9/20/12 | 1272 views
A Message of Hope, Amid Strife
No one could have foreseen that Pope Benedict XVI’s long-planned visit to Lebanon last weekend would come in the midst of a raging crisis in the always-volatile Middle East.
Yet the message the pope brought with him—of peace, service and respect and the importance of true religious freedom—resonated in a special way. Indeed, his high-profile presence was a message in itself, of courage, tolerance and hope in a region exploding in violent protests over an American-made amateurish online video that denigrated Islam.
Arriving in Beirut just three days after the killing of the U.S. ambassador to Libya and three of his staff members in the first wave of violence, the 85-year-old pope said he had never considered canceling his trip and that no one had advised him to do so.
“I never thought of it,” he told reporters on the flight going over, “because I know that the more complicated a situation becomes, the more necessary it is to send this signal of fraternity, encouragement and solidarity.”
Pope Benedict, in his speeches and homilies prepared well before the visit, did not directly address the eruption of violence allegedly over the anti-Islamist video.
But in the major document on Catholicism in the Middle East that he presented on the trip, the pope called on Christians to engage in dialogue with their neighbors of other faiths while also warning against religious fundamentalism that thrives on “economic and political instability, a readiness on the part of some to manipulate others, and a defective understanding of religion.”

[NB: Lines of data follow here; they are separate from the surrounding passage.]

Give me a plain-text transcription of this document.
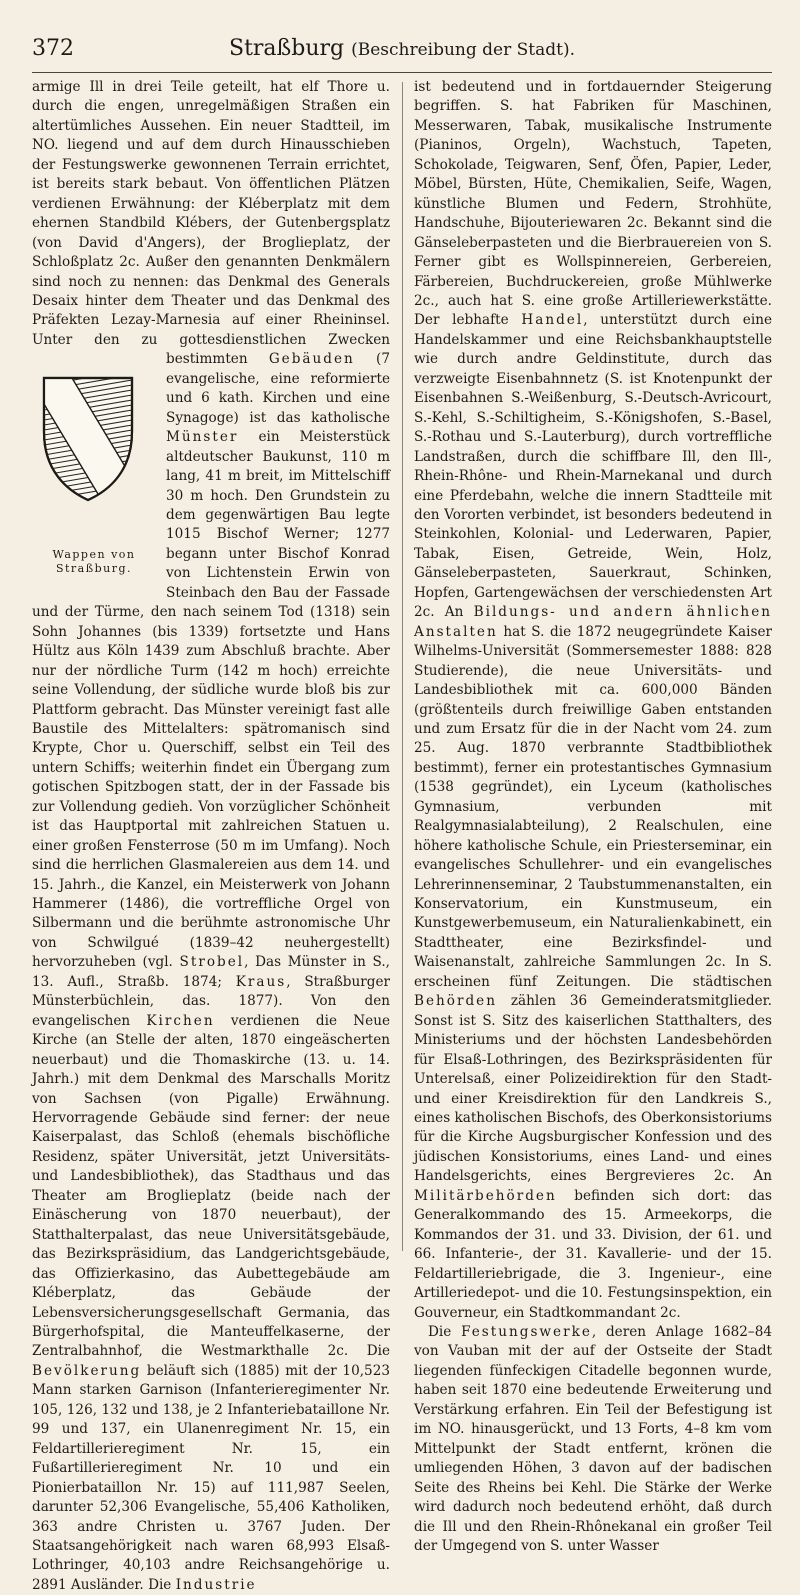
372	Straßburg (Beschreibung der Stadt).

armige Ill in drei Teile geteilt, hat elf Thore u. durch die engen, unregelmäßigen Straßen ein altertümliches Aussehen. Ein neuer Stadtteil, im NO. liegend und auf dem durch Hinausschieben der Festungswerke gewonnenen Terrain errichtet, ist bereits stark bebaut. Von öffentlichen Plätzen verdienen Erwähnung: der Kléberplatz mit dem ehernen Standbild Klébers, der Gutenbergsplatz (von David d'Angers), der Broglieplatz, der Schloßplatz 2c. Außer den genannten Denkmälern sind noch zu nennen: das Denkmal des Generals Desaix hinter dem Theater und das Denkmal des Präfekten Lezay-Marnesia auf einer Rheininsel. Unter den zu gottesdienstlichen Zwecken bestimmten
Wappen von Straßburg.
Gebäuden (7 evangelische, eine reformierte und 6 kath. Kirchen und eine Synagoge) ist das katholische Münster ein Meisterstück altdeutscher Baukunst, 110 m lang, 41 m breit, im Mittelschiff 30 m hoch. Den Grundstein zu dem gegenwärtigen Bau legte 1015 Bischof Werner; 1277 begann unter Bischof Konrad von Lichtenstein Erwin von Steinbach den Bau der Fassade und der Türme, den nach seinem Tod (1318) sein Sohn Johannes (bis 1339) fortsetzte und Hans Hültz aus Köln 1439 zum Abschluß brachte. Aber nur der nördliche Turm (142 m hoch) erreichte seine Vollendung, der südliche wurde bloß bis zur Plattform gebracht. Das Münster vereinigt fast alle Baustile des Mittelalters: spätromanisch sind Krypte, Chor u. Querschiff, selbst ein Teil des untern Schiffs; weiterhin findet ein Übergang zum gotischen Spitzbogen statt, der in der Fassade bis zur Vollendung gedieh. Von vorzüglicher Schönheit ist das Hauptportal mit zahlreichen Statuen u. einer großen Fensterrose (50 m im Umfang). Noch sind die herrlichen Glasmalereien aus dem 14. und 15. Jahrh., die Kanzel, ein Meisterwerk von Johann Hammerer (1486), die vortreffliche Orgel von Silbermann und die berühmte astronomische Uhr von Schwilgué (1839–42 neuhergestellt) hervorzuheben (vgl. Strobel, Das Münster in S., 13. Aufl., Straßb. 1874; Kraus, Straßburger Münsterbüchlein, das. 1877). Von den evangelischen Kirchen verdienen die Neue Kirche (an Stelle der alten, 1870 eingeäscherten neuerbaut) und die Thomaskirche (13. u. 14. Jahrh.) mit dem Denkmal des Marschalls Moritz von Sachsen (von Pigalle) Erwähnung. Hervorragende Gebäude sind ferner: der neue Kaiserpalast, das Schloß (ehemals bischöfliche Residenz, später Universität, jetzt Universitäts- und Landesbibliothek), das Stadthaus und das Theater am Broglieplatz (beide nach der Einäscherung von 1870 neuerbaut), der Statthalterpalast, das neue Universitätsgebäude, das Bezirkspräsidium, das Landgerichtsgebäude, das Offizierkasino, das Aubettegebäude am Kléberplatz, das Gebäude der Lebensversicherungsgesellschaft Germania, das Bürgerhofspital, die Manteuffelkaserne, der Zentralbahnhof, die Westmarkthalle 2c. Die Bevölkerung beläuft sich (1885) mit der 10,523 Mann starken Garnison (Infanterieregimenter Nr. 105, 126, 132 und 138, je 2 Infanteriebataillone Nr. 99 und 137, ein Ulanenregiment Nr. 15, ein Feldartillerieregiment Nr. 15, ein Fußartillerieregiment Nr. 10 und ein Pionierbataillon Nr. 15) auf 111,987 Seelen, darunter 52,306 Evangelische, 55,406 Katholiken, 363 andre Christen u. 3767 Juden. Der Staatsangehörigkeit nach waren 68,993 Elsaß-Lothringer, 40,103 andre Reichsangehörige u. 2891 Ausländer. Die Industrie

ist bedeutend und in fortdauernder Steigerung begriffen. S. hat Fabriken für Maschinen, Messerwaren, Tabak, musikalische Instrumente (Pianinos, Orgeln), Wachstuch, Tapeten, Schokolade, Teigwaren, Senf, Öfen, Papier, Leder, Möbel, Bürsten, Hüte, Chemikalien, Seife, Wagen, künstliche Blumen und Federn, Strohhüte, Handschuhe, Bijouteriewaren 2c. Bekannt sind die Gänseleberpasteten und die Bierbrauereien von S. Ferner gibt es Wollspinnereien, Gerbereien, Färbereien, Buchdruckereien, große Mühlwerke 2c., auch hat S. eine große Artilleriewerkstätte. Der lebhafte Handel, unterstützt durch eine Handelskammer und eine Reichsbankhauptstelle wie durch andre Geldinstitute, durch das verzweigte Eisenbahnnetz (S. ist Knotenpunkt der Eisenbahnen S.-Weißenburg, S.-Deutsch-Avricourt, S.-Kehl, S.-Schiltigheim, S.-Königshofen, S.-Basel, S.-Rothau und S.-Lauterburg), durch vortreffliche Landstraßen, durch die schiffbare Ill, den Ill-, Rhein-Rhône- und Rhein-Marnekanal und durch eine Pferdebahn, welche die innern Stadtteile mit den Vororten verbindet, ist besonders bedeutend in Steinkohlen, Kolonial- und Lederwaren, Papier, Tabak, Eisen, Getreide, Wein, Holz, Gänseleberpasteten, Sauerkraut, Schinken, Hopfen, Gartengewächsen der verschiedensten Art 2c. An Bildungs- und andern ähnlichen Anstalten hat S. die 1872 neugegründete Kaiser Wilhelms-Universität (Sommersemester 1888: 828 Studierende), die neue Universitäts- und Landesbibliothek mit ca. 600,000 Bänden (größtenteils durch freiwillige Gaben entstanden und zum Ersatz für die in der Nacht vom 24. zum 25. Aug. 1870 verbrannte Stadtbibliothek bestimmt), ferner ein protestantisches Gymnasium (1538 gegründet), ein Lyceum (katholisches Gymnasium, verbunden mit Realgymnasialabteilung), 2 Realschulen, eine höhere katholische Schule, ein Priesterseminar, ein evangelisches Schullehrer- und ein evangelisches Lehrerinnenseminar, 2 Taubstummenanstalten, ein Konservatorium, ein Kunstmuseum, ein Kunstgewerbemuseum, ein Naturalienkabinett, ein Stadttheater, eine Bezirksfindel- und Waisenanstalt, zahlreiche Sammlungen 2c. In S. erscheinen fünf Zeitungen. Die städtischen Behörden zählen 36 Gemeinderatsmitglieder. Sonst ist S. Sitz des kaiserlichen Statthalters, des Ministeriums und der höchsten Landesbehörden für Elsaß-Lothringen, des Bezirkspräsidenten für Unterelsaß, einer Polizeidirektion für den Stadt- und einer Kreisdirektion für den Landkreis S., eines katholischen Bischofs, des Oberkonsistoriums für die Kirche Augsburgischer Konfession und des jüdischen Konsistoriums, eines Land- und eines Handelsgerichts, eines Bergrevieres 2c. An Militärbehörden befinden sich dort: das Generalkommando des 15. Armeekorps, die Kommandos der 31. und 33. Division, der 61. und 66. Infanterie-, der 31. Kavallerie- und der 15. Feldartilleriebrigade, die 3. Ingenieur-, eine Artilleriedepot- und die 10. Festungsinspektion, ein Gouverneur, ein Stadtkommandant 2c.

Die Festungswerke, deren Anlage 1682–84 von Vauban mit der auf der Ostseite der Stadt liegenden fünfeckigen Citadelle begonnen wurde, haben seit 1870 eine bedeutende Erweiterung und Verstärkung erfahren. Ein Teil der Befestigung ist im NO. hinausgerückt, und 13 Forts, 4–8 km vom Mittelpunkt der Stadt entfernt, krönen die umliegenden Höhen, 3 davon auf der badischen Seite des Rheins bei Kehl. Die Stärke der Werke wird dadurch noch bedeutend erhöht, daß durch die Ill und den Rhein-Rhônekanal ein großer Teil der Umgegend von S. unter Wasser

The pope did not, however, denounce the so-called Arab Spring, a revolutionary wave that started in December 2010, leading to the fall of dictatorships in Tunisia, Egypt, Libya and Yemen and currently threatening the government of Syria.
In his comments to reporters, the pope said the movement represented positive aspirations for democracy and liberty and hence a “renewed Arab identity.” But he warned against the danger of forgetting that “human liberty is always a shared reality,” and consequently failing to protect the rights of Christian minorities in Muslim countries.
Many Middle East observers, including many Christian leaders, fear that the Arab Spring movement has empowered Islamist extremism in the region. This week, in fact, as protests spread throughout the Arab world, there were reports that the Obama administration was bracing for an extended period of turmoil and instability in the region and was considering a number of options, including the possibility of scaling back diplomatic activities.
With events happening so quickly and so unpredictably, we can only pray that the situation will calm down enough to allow for a reasonable road forward. A peaceful Middle East is vital to the strategic and economic interests of the United States, vital to the continuing presence of Christians and Christianity in the birthplace of our faith, and vital to the peace of the world.